- Born: Monica Betts 1925 Nuneaton, Warwickshire, England
- Died: 9 October 2013 (aged 87 or 88) Oxford, England
- Occupation: Ornithologist
- Known for: First British woman to acquire a doctorate

= Monica Turner (ornithologist) =

English ornithologist

Monica Turner (1925 – 9 October 2013) was an English ornithologist who was the first woman ornithologist to acquire a doctorate in Britain, in 1952. She published under her maiden name Monica Betts. Her thesis was entitled The Availability of Food and Predation by the Genus Parus and examined bird populations in the woods in Wytham Woods near Oxford and the Forest of Dean in Gloucestershire, under the guidance of David Lack.

==Biography==

Monica Turner was born Monica Betts, in Nuneaton, Warwickshire in 1925. She had a love of birds and the countryside from a young age. She studied zoology at the University College London before joining the Edward Grey Institute, where she researched under David Lack. She was initially a field assistant for Peter Hartley and then obtained a grant from the Agriculture Research Council for her own research. After her doctorate, she worked on a project funded by the Nature Conservancy with John Gibb.

Monica married Geoffrey Turner in 1957 and lived in Cumnor, near Oxford. Geoffrey died in 1984. They have two children, Jonathan and Jessica, and also two grandchildren.

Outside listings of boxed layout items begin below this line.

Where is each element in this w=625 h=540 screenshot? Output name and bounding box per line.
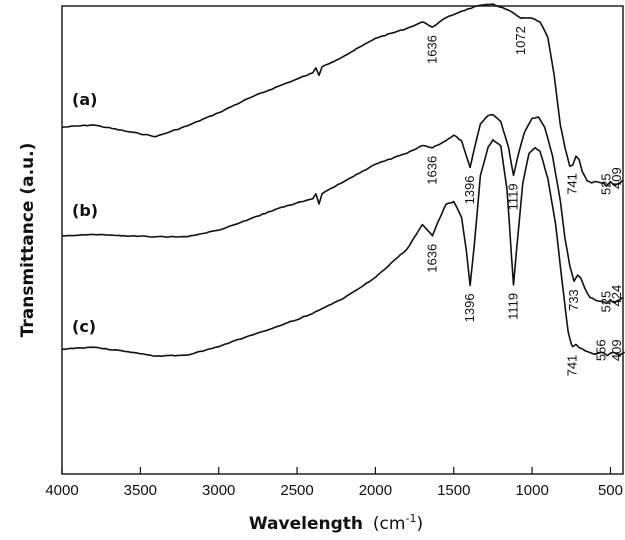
x-axis-title: Wavelength (cm-1) bbox=[249, 512, 423, 534]
peak-annotation: 1119 bbox=[506, 183, 521, 210]
x-axis-title-main: Wavelength bbox=[249, 514, 363, 534]
x-tick-label: 4000 bbox=[45, 482, 78, 499]
plot-frame bbox=[61, 5, 624, 475]
peak-annotation: 424 bbox=[609, 285, 624, 307]
peak-annotation: 741 bbox=[565, 173, 580, 195]
x-tick-label: 1000 bbox=[515, 482, 548, 499]
peak-annotation: 409 bbox=[609, 167, 624, 189]
peak-annotation: 1396 bbox=[462, 293, 477, 322]
series-label: (a) bbox=[72, 90, 97, 109]
peak-annotation: 1636 bbox=[424, 35, 439, 64]
x-tick-label: 3000 bbox=[202, 482, 235, 499]
peak-annotation: 525 bbox=[599, 173, 614, 195]
series-curves bbox=[61, 3, 625, 357]
x-tick-label: 1500 bbox=[437, 482, 470, 499]
series-line bbox=[61, 113, 623, 305]
x-axis-title-close: ) bbox=[416, 514, 423, 534]
y-axis-title: Transmittance (a.u.) bbox=[18, 143, 38, 338]
peak-annotation: 1072 bbox=[513, 26, 528, 55]
x-tick-label: 3500 bbox=[124, 482, 157, 499]
x-tick-label: 500 bbox=[598, 482, 623, 499]
peak-annotation: 1396 bbox=[462, 176, 477, 205]
peak-annotation: 409 bbox=[609, 339, 624, 361]
x-tick-label: 2000 bbox=[359, 482, 392, 499]
peak-annotation: 1636 bbox=[424, 156, 439, 185]
peak-annotation: 1119 bbox=[506, 293, 521, 320]
x-axis-title-unit: (cm bbox=[373, 514, 406, 534]
peak-annotation: 733 bbox=[566, 289, 581, 311]
x-axis-ticks: 4000 3500 3000 2500 2000 1500 1000 500 bbox=[45, 467, 623, 499]
series-line bbox=[61, 3, 624, 187]
series-line bbox=[61, 139, 625, 357]
peak-annotation: 556 bbox=[594, 339, 609, 361]
x-tick-label: 2500 bbox=[280, 482, 313, 499]
series-label: (c) bbox=[72, 317, 96, 336]
peak-annotation: 525 bbox=[599, 291, 614, 313]
peak-annotation: 1636 bbox=[424, 244, 439, 273]
series-label: (b) bbox=[72, 201, 98, 220]
series-labels: (a) (b) (c) bbox=[72, 90, 98, 336]
peak-annotation: 741 bbox=[565, 355, 580, 377]
x-axis-title-sup: -1 bbox=[405, 512, 416, 525]
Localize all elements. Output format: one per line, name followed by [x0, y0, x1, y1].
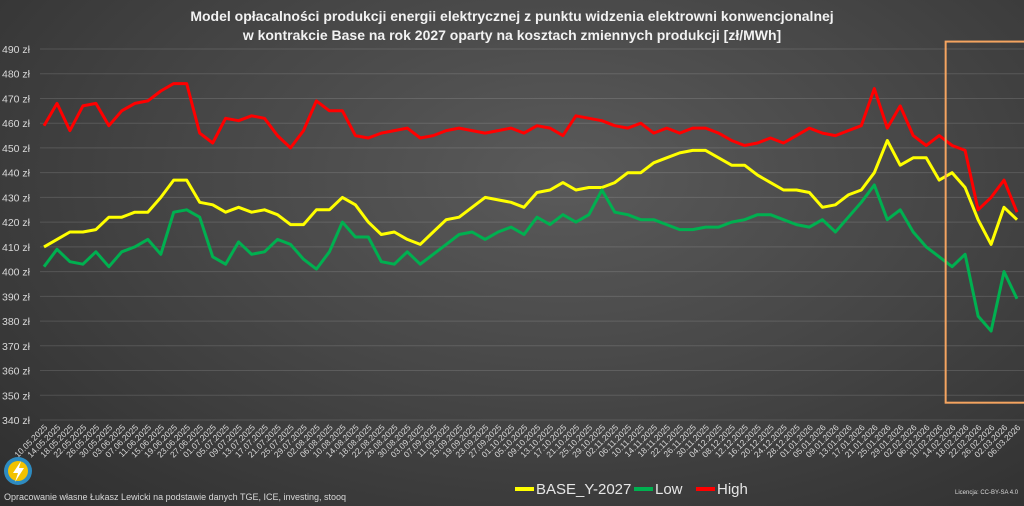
y-tick-label: 400 zł [2, 267, 31, 279]
series-line-base-y-2027 [43, 139, 1019, 249]
series-line-low [42, 183, 1019, 333]
y-tick-label: 470 zł [2, 93, 31, 105]
legend-label-low: Low [655, 481, 683, 498]
y-tick-label: 460 zł [2, 118, 31, 130]
legend: BASE_Y-2027 Low High [515, 481, 748, 498]
source-note: Opracowanie własne Łukasz Lewicki na pod… [4, 492, 346, 502]
y-tick-label: 380 zł [2, 316, 31, 328]
y-tick-label: 350 zł [2, 390, 31, 402]
legend-label-base: BASE_Y-2027 [536, 481, 631, 498]
y-tick-label: 340 zł [2, 415, 31, 427]
chart-title-line-2: w kontrakcie Base na rok 2027 oparty na … [242, 27, 781, 43]
y-tick-label: 370 zł [2, 341, 31, 353]
y-tick-label: 450 zł [2, 143, 31, 155]
y-tick-label: 420 zł [2, 217, 31, 229]
series-line-high [42, 82, 1019, 213]
highlight-box [944, 40, 1024, 404]
license-note: Licencja: CC-BY-SA 4.0 [955, 490, 1019, 496]
legend-label-high: High [717, 481, 748, 498]
y-tick-label: 360 zł [2, 366, 31, 378]
y-tick-label: 490 zł [2, 44, 31, 56]
y-tick-label: 480 zł [2, 69, 31, 81]
logo-icon [4, 457, 32, 485]
y-tick-label: 440 zł [2, 168, 31, 180]
y-tick-label: 430 zł [2, 192, 31, 204]
chart-title-line-1: Model opłacalności produkcji energii ele… [190, 8, 833, 24]
y-tick-label: 410 zł [2, 242, 31, 254]
y-tick-label: 390 zł [2, 291, 31, 303]
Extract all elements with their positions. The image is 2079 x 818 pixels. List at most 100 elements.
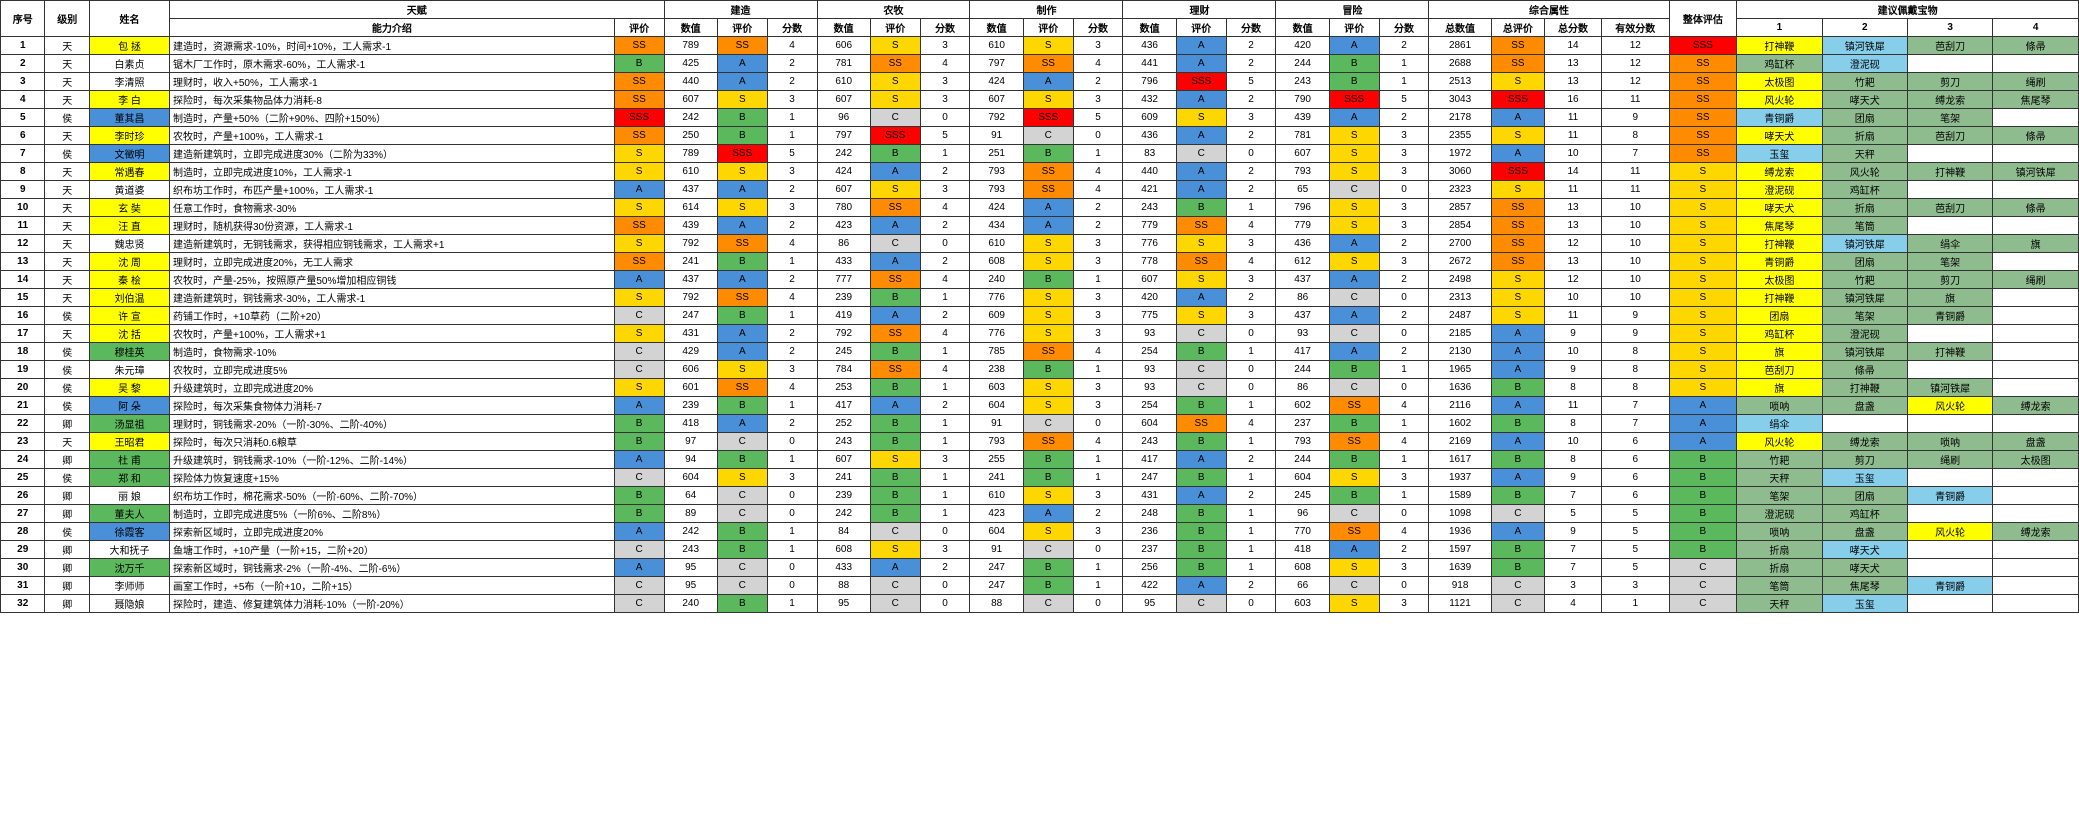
cell-treasure: 打神鞭 [1737, 289, 1822, 307]
cell-talent-rating: C [614, 469, 664, 487]
cell-desc: 探险时，建造、修复建筑体力消耗-10%（一阶-20%） [169, 595, 614, 613]
cell-treasure: 青铜爵 [1737, 253, 1822, 271]
cell-val: 781 [817, 55, 870, 73]
cell-treasure: 竹耙 [1737, 451, 1822, 469]
cell-rating: S [1176, 235, 1226, 253]
cell-val: 242 [817, 145, 870, 163]
cell-val: 429 [664, 343, 717, 361]
cell-eff-score: 8 [1601, 127, 1669, 145]
cell-treasure [1907, 361, 1992, 379]
cell-eff-score: 7 [1601, 415, 1669, 433]
cell-total-rating: B [1491, 379, 1544, 397]
cell-score: 1 [920, 145, 970, 163]
cell-total-score: 9 [1545, 325, 1602, 343]
cell-val: 789 [664, 37, 717, 55]
cell-rating: SSS [1176, 73, 1226, 91]
cell-num: 14 [1, 271, 45, 289]
cell-overall: SS [1669, 127, 1737, 145]
table-row: 18侯穆桂英制造时，食物需求-10%C429A2245B1785SS4254B1… [1, 343, 2079, 361]
cell-val: 245 [1276, 487, 1329, 505]
cell-val: 770 [1276, 523, 1329, 541]
cell-val: 237 [1123, 541, 1176, 559]
cell-total-val: 1639 [1429, 559, 1491, 577]
cell-talent-rating: B [614, 487, 664, 505]
cell-eff-score: 3 [1601, 577, 1669, 595]
cell-score: 2 [1379, 109, 1429, 127]
cell-rating: B [1329, 55, 1379, 73]
cell-val: 793 [970, 433, 1023, 451]
cell-rating: A [1176, 289, 1226, 307]
cell-rating: A [717, 325, 767, 343]
cell-rating: S [1023, 235, 1073, 253]
cell-rating: C [1176, 379, 1226, 397]
cell-val: 95 [817, 595, 870, 613]
cell-name: 常遇春 [89, 163, 169, 181]
cell-val: 418 [1276, 541, 1329, 559]
cell-total-val: 2313 [1429, 289, 1491, 307]
cell-total-score: 7 [1545, 559, 1602, 577]
cell-score: 1 [1226, 505, 1276, 523]
cell-score: 0 [1226, 361, 1276, 379]
col-farm: 农牧 [817, 1, 970, 19]
col-lv: 级别 [45, 1, 89, 37]
cell-name: 朱元璋 [89, 361, 169, 379]
cell-name: 沈 周 [89, 253, 169, 271]
cell-score: 4 [1226, 415, 1276, 433]
cell-treasure [1822, 415, 1907, 433]
cell-lv: 卿 [45, 415, 89, 433]
cell-score: 3 [1073, 379, 1123, 397]
cell-num: 21 [1, 397, 45, 415]
cell-eff-score: 12 [1601, 73, 1669, 91]
cell-treasure: 鸡缸杯 [1822, 505, 1907, 523]
cell-score: 3 [1379, 469, 1429, 487]
cell-score: 0 [1226, 145, 1276, 163]
cell-rating: C [717, 433, 767, 451]
cell-name: 董其昌 [89, 109, 169, 127]
cell-desc: 探险时，每次采集食物体力消耗-7 [169, 397, 614, 415]
cell-treasure: 盘盏 [1822, 523, 1907, 541]
table-row: 4天李 白探险时，每次采集物品体力消耗-8SS607S3607S3607S343… [1, 91, 2079, 109]
cell-val: 253 [817, 379, 870, 397]
cell-score: 3 [1379, 595, 1429, 613]
cell-desc: 理财时，随机获得30份资源，工人需求-1 [169, 217, 614, 235]
cell-score: 5 [767, 145, 817, 163]
cell-score: 1 [1073, 577, 1123, 595]
table-row: 24卿杜 甫升级建筑时，铜钱需求-10%（一阶-12%、二阶-14%）A94B1… [1, 451, 2079, 469]
cell-rating: C [1176, 361, 1226, 379]
cell-treasure: 哮天犬 [1822, 91, 1907, 109]
cell-val: 244 [1276, 55, 1329, 73]
cell-total-val: 2355 [1429, 127, 1491, 145]
cell-score: 0 [1226, 325, 1276, 343]
cell-total-rating: C [1491, 595, 1544, 613]
cell-total-score: 13 [1545, 199, 1602, 217]
cell-val: 245 [817, 343, 870, 361]
cell-name: 汤显祖 [89, 415, 169, 433]
cell-val: 439 [664, 217, 717, 235]
cell-treasure: 竹耙 [1822, 73, 1907, 91]
cell-total-rating: A [1491, 433, 1544, 451]
cell-score: 1 [767, 109, 817, 127]
cell-total-score: 8 [1545, 451, 1602, 469]
cell-score: 1 [1226, 343, 1276, 361]
cell-name: 王昭君 [89, 433, 169, 451]
cell-score: 0 [1379, 505, 1429, 523]
cell-treasure: 绳刷 [1907, 451, 1992, 469]
cell-overall: SS [1669, 145, 1737, 163]
cell-val: 792 [970, 109, 1023, 127]
cell-desc: 制造时，食物需求-10% [169, 343, 614, 361]
cell-desc: 农牧时，产量+100%，工人需求-1 [169, 127, 614, 145]
cell-total-val: 1936 [1429, 523, 1491, 541]
cell-score: 0 [767, 559, 817, 577]
cell-val: 789 [664, 145, 717, 163]
cell-rating: B [1329, 415, 1379, 433]
cell-val: 65 [1276, 181, 1329, 199]
cell-lv: 卿 [45, 505, 89, 523]
cell-score: 0 [767, 433, 817, 451]
cell-score: 0 [1379, 181, 1429, 199]
cell-treasure [1907, 415, 1992, 433]
cell-val: 440 [664, 73, 717, 91]
cell-val: 417 [1123, 451, 1176, 469]
cell-total-val: 1972 [1429, 145, 1491, 163]
cell-treasure [1993, 505, 2079, 523]
cell-rating: C [870, 109, 920, 127]
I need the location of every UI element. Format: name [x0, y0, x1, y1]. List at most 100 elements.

Turner was a great contributor to village life and was a member of Cumnor Parish Council. She also had a great love of Norwich Terriers. She died in Oxford in 2013, aged 88.

== Education ==

As an undergraduate student Turner read Zoology at University College London. The university had been re-located to Bangor during the war, and being on the doorstep of Snowdonia National Park appealed, though the final year of her study was completed back in London. She obtained a first class degree.

Upon completion of her undergraduate study, she immediately joined the Edward Grey Institute as Peter Hartley's field assistant.

== Career ==

Turner joined the Edward Grey Institute of Field Ornithology, Oxford in 1948 to conduct research on the foraging behaviour of great tits and blue tits. She was one of the first doctoral students to join the institute after the war, and also one of the first female students. She soon obtained a five-year grant from the Agriculture Research Council and this resulted in her thesis.

An understanding of great tit behaviour was thought to be of potential importance in controlling caterpillar populations that were reducing timber production. Her thesis results showed that great tits actually captured a tiny proportion of the caterpillar population, amongst other things.

As an early research scientist she was one of few women in a male dominated department. However she went on to have a long academic career and conducted further post-doctoral studies on tits, obtaining a second five-year grant from the Agricultural Research Council. Turner then worked on the Nature Conservancy funded Breckland Research Project with John Gibb on tits and their prey in the Breckland pine woods in the east of England.